If the river you’re fishing doesn’t have wing-dams, points or shallow rocks will concentrate the walleyes.
It’s hard to beat a jig tipped with plastic for walleyes early in the fall. A Slurp! Jig in the quarter ounce size tipped with a three inch Impulse Swim’n Grub will be a very good walleye catcher. There will be days that the walleyes are color selective, so keep experimenting until they show you what they want.
River smallmouth and largemouth also go on a really good bite in September and October. Largemouth will spread out over shallow grassy flats that are close to deeper water, while the smallmouth will hold on rock piles and points that are just off the channel.
When the largemouth are on the flats, spinnerbaits and swimming jigs will be good. The same baits will be productive on smallmouth. Again, don’t spend too much time on one particular area. If the fish are going to eat, you’ll know about it pretty quickly.
If there are shad in the river you’re fishing, largemouth really seem to like a bait that resembles a shad. Try a spinnerbait or swimming jig that has some white in the skirt.
If you’re fishing an area that looks smallmouth-ish, white is again good, but chartreuse can be even better sometimes.
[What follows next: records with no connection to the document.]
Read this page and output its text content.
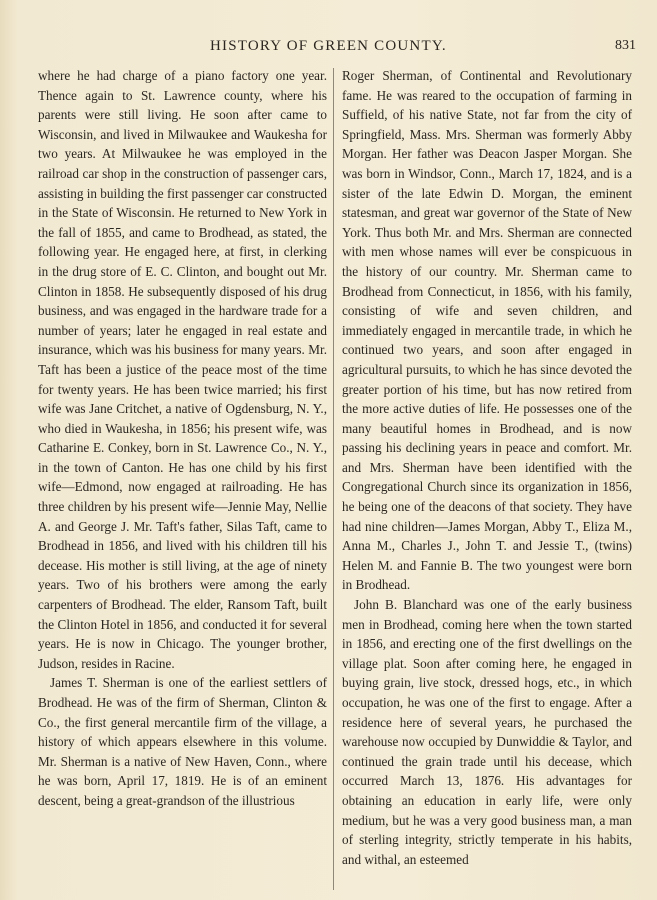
HISTORY OF GREEN COUNTY.	831

where he had charge of a piano factory one year. Thence again to St. Lawrence county, where his parents were still living. He soon after came to Wisconsin, and lived in Milwaukee and Waukesha for two years. At Milwaukee he was employed in the railroad car shop in the construction of passenger cars, assisting in building the first passenger car constructed in the State of Wisconsin. He returned to New York in the fall of 1855, and came to Brodhead, as stated, the following year. He engaged here, at first, in clerking in the drug store of E. C. Clinton, and bought out Mr. Clinton in 1858. He subsequently disposed of his drug business, and was engaged in the hardware trade for a number of years; later he engaged in real estate and insurance, which was his business for many years. Mr. Taft has been a justice of the peace most of the time for twenty years. He has been twice married; his first wife was Jane Critchet, a native of Ogdensburg, N. Y., who died in Waukesha, in 1856; his present wife, was Catharine E. Conkey, born in St. Lawrence Co., N. Y., in the town of Canton. He has one child by his first wife—Edmond, now engaged at railroading. He has three children by his present wife—Jennie May, Nellie A. and George J. Mr. Taft's father, Silas Taft, came to Brodhead in 1856, and lived with his children till his decease. His mother is still living, at the age of ninety years. Two of his brothers were among the early carpenters of Brodhead. The elder, Ransom Taft, built the Clinton Hotel in 1856, and conducted it for several years. He is now in Chicago. The younger brother, Judson, resides in Racine.

James T. Sherman is one of the earliest settlers of Brodhead. He was of the firm of Sherman, Clinton & Co., the first general mercantile firm of the village, a history of which appears elsewhere in this volume. Mr. Sherman is a native of New Haven, Conn., where he was born, April 17, 1819. He is of an eminent descent, being a great-grandson of the illustrious

Roger Sherman, of Continental and Revolutionary fame. He was reared to the occupation of farming in Suffield, of his native State, not far from the city of Springfield, Mass. Mrs. Sherman was formerly Abby Morgan. Her father was Deacon Jasper Morgan. She was born in Windsor, Conn., March 17, 1824, and is a sister of the late Edwin D. Morgan, the eminent statesman, and great war governor of the State of New York. Thus both Mr. and Mrs. Sherman are connected with men whose names will ever be conspicuous in the history of our country. Mr. Sherman came to Brodhead from Connecticut, in 1856, with his family, consisting of wife and seven children, and immediately engaged in mercantile trade, in which he continued two years, and soon after engaged in agricultural pursuits, to which he has since devoted the greater portion of his time, but has now retired from the more active duties of life. He possesses one of the many beautiful homes in Brodhead, and is now passing his declining years in peace and comfort. Mr. and Mrs. Sherman have been identified with the Congregational Church since its organization in 1856, he being one of the deacons of that society. They have had nine children—James Morgan, Abby T., Eliza M., Anna M., Charles J., John T. and Jessie T., (twins) Helen M. and Fannie B. The two youngest were born in Brodhead.

John B. Blanchard was one of the early business men in Brodhead, coming here when the town started in 1856, and erecting one of the first dwellings on the village plat. Soon after coming here, he engaged in buying grain, live stock, dressed hogs, etc., in which occupation, he was one of the first to engage. After a residence here of several years, he purchased the warehouse now occupied by Dunwiddie & Taylor, and continued the grain trade until his decease, which occurred March 13, 1876. His advantages for obtaining an education in early life, were only medium, but he was a very good business man, a man of sterling integrity, strictly temperate in his habits, and withal, an esteemed
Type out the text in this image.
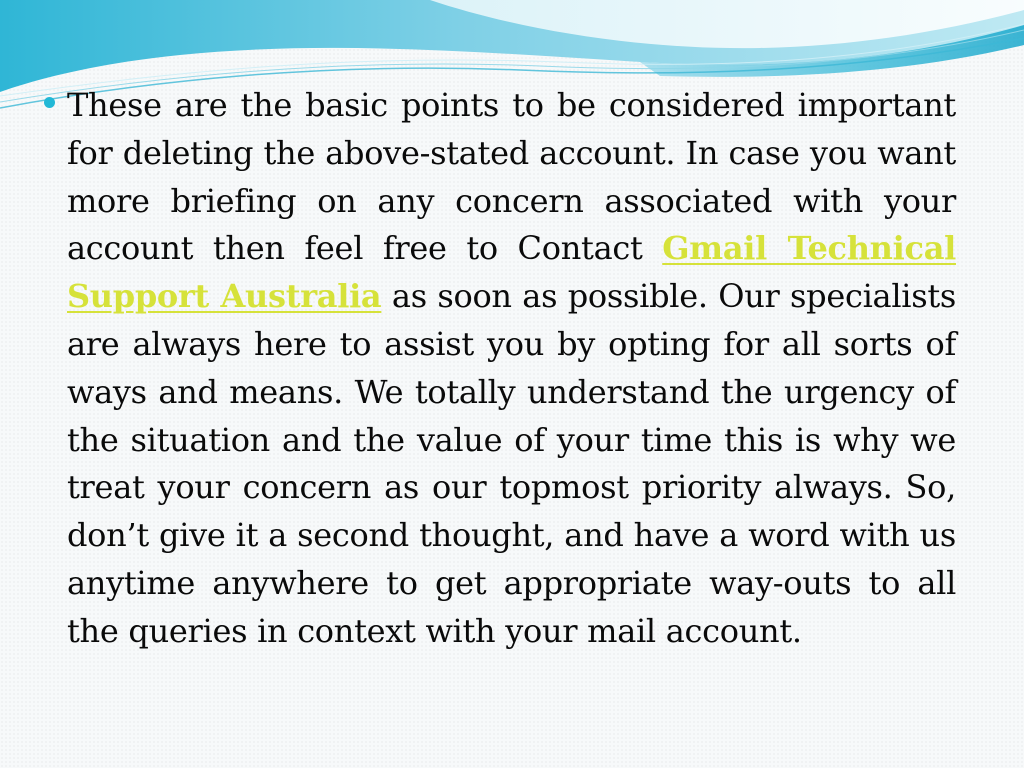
These are the basic points to be considered important for deleting the above-stated account. In case you want more briefing on any concern associated with your account then feel free to Contact Gmail Technical Support Australia as soon as possible. Our specialists are always here to assist you by opting for all sorts of ways and means. We totally understand the urgency of the situation and the value of your time this is why we treat your concern as our topmost priority always. So, don’t give it a second thought, and have a word with us anytime anywhere to get appropriate way-outs to all the queries in context with your mail account.
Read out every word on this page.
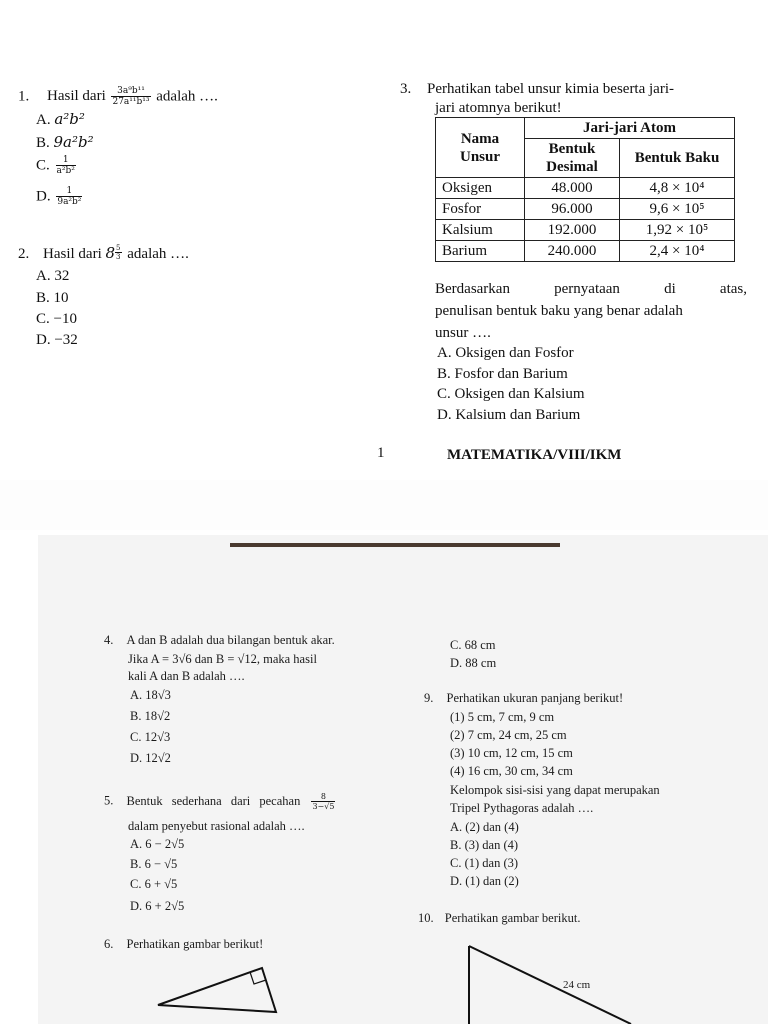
1. Hasil dari $\frac{\text{3a⁹b¹¹}}{\text{27a¹¹b¹³}}$ adalah ….
A. a²b²
B. 9a²b²
C. $\frac{1}{\text{a²b²}}$
D. $\frac{1}{\text{9a²b²}}$
2. Hasil dari $8 \frac{5}{3}$ adalah ….
A. 32
B. 10
C. −10
D. −32
3. Perhatikan tabel unsur kimia beserta jari-
jari atomnya berikut!
Nama Unsur	Jari-jari Atom	
	Bentuk Desimal	Bentuk Baku
Oksigen	48.000	4,8 × 10⁴
Fosfor	96.000	9,6 × 10⁵
Kalsium	192.000	1,92 × 10⁵
Barium	240.000	2,4 × 10⁴
Berdasarkan pernyataan di atas,
penulisan bentuk baku yang benar adalah
unsur ….
A. Oksigen dan Fosfor
B. Fosfor dan Barium
C. Oksigen dan Kalsium
D. Kalsium dan Barium
1	MATEMATIKA/VIII/IKM
4. A dan B adalah dua bilangan bentuk akar.
Jika A = 3√6 dan B = √12, maka hasil
kali A dan B adalah ….
A. 18√3
B. 18√2
C. 12√3
D. 12√2
5. Bentuk sederhana dari pecahan $\frac{8}{3-√5}$
dalam penyebut rasional adalah ….
A. 6 − 2√5
B. 6 − √5
C. 6 + √5
D. 6 + 2√5
6. Perhatikan gambar berikut!
C. 68 cm
D. 88 cm
9. Perhatikan ukuran panjang berikut!
(1) 5 cm, 7 cm, 9 cm
(2) 7 cm, 24 cm, 25 cm
(3) 10 cm, 12 cm, 15 cm
(4) 16 cm, 30 cm, 34 cm
Kelompok sisi-sisi yang dapat merupakan
Tripel Pythagoras adalah ….
A. (2) dan (4)
B. (3) dan (4)
C. (1) dan (3)
D. (1) dan (2)
10. Perhatikan gambar berikut.
24 cm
Just keep trying different colors and areas and retrieves until the productive one is discovered. Eventually you will get bit.
Rivers can produce when lake fish are fickle. Rivers aren’t as effected by negative weather conditions as lakes are, and river fish in general are just usually more aggressive. Remember, river fish are constantly dealing with current: They’re expending more energy, so they eat more often. Fish that eat more often are easier to catch, and easy-to-catch fish are a great reason to get on a river the next chance you get.